Tytułowa whisky już od dłuższego czasu mnie intrygowała. Gdy tylko nadarzyła się okazja aby zakupić ją w cenie nieco lepszej niż regularna, nie wahałem się długo. Jej wiek sprawiał, że wydawała się wtedy bardzo interesującą propozycją – wszak to już „pełnoletni” trunek. 😉 Ponadstandardowej wielkości opakowanie oraz efektowna etykieta również zachęcają do umieszczenia jej w koszyku. Whisky ta finiszowana jest w beczkach po Oloroso sherry i bourbonie.
Kolor: bursztynowy
Zapach: prym wiodą gruszki, pieczone jabłka, miód i zapach wrzosów. Czuć też wpływ beczek po sherry (dokładniej po Oloroso). Zapach jest wyraźny, ale delikatny w swoim charakterze.

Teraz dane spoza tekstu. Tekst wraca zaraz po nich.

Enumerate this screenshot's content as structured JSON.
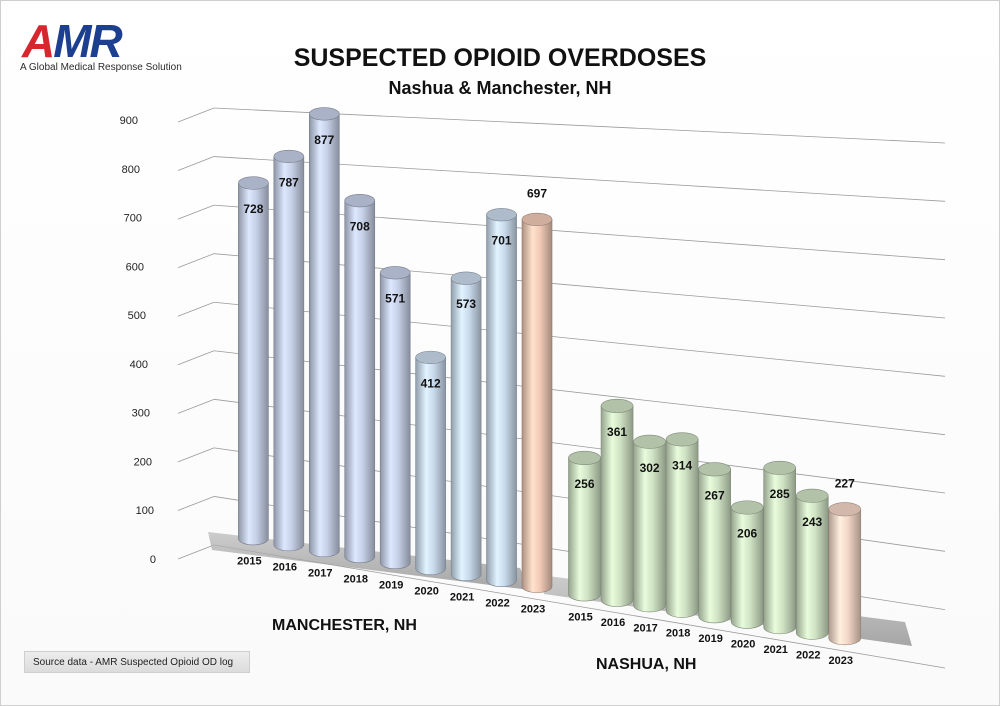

Smak: tutaj mamy kontynuację nut gruszkowych, toffi, suszone owoce, rodzynki – smak jest złożony i przyjemny. Alkohol jest dobrze ukryty i nie wybija się nadmiernie ponad inne, ciekawsze walory smakowe.
Finisz: średnio długi, o dębowym charakterze.
ABV: 40%
Podsumowanie:
Glenfiddich 18YO Small Batch Reserve to bardzo dobra whisky. Czy mogę ją polecić? Tak – zdecydowanie warto spróbować i myślę, że Was nie zawiedzie. Czy kupiłbym ponownie? Naprawdę nie umiem odpowiedzieć na pytanie jednoznacznie. Whisky nie mogę nic zarzucić, ale w cenie regularnej wahającej się pomiędzy 300-360zł są co najmniej równie ciekawe propozycje, które nie tylko nie odstają szczególnie pod względem smakowym, ale i są po prostu tańsze. Gładki, dobrze zbalansowany smak z ukrytym alkoholem nie wynagradza nam w pełni kwoty jaką trzeba zapłacić za butelkę Glenfiddich 18YO. Gdybym miał oceniać ją wyłącznie przez pryzmat smaku, to tak jak wspomniałem wcześniej, jest to naprawdę dobra, solidnie zbudowana whisky, która idealnie nada się na liczne okazje.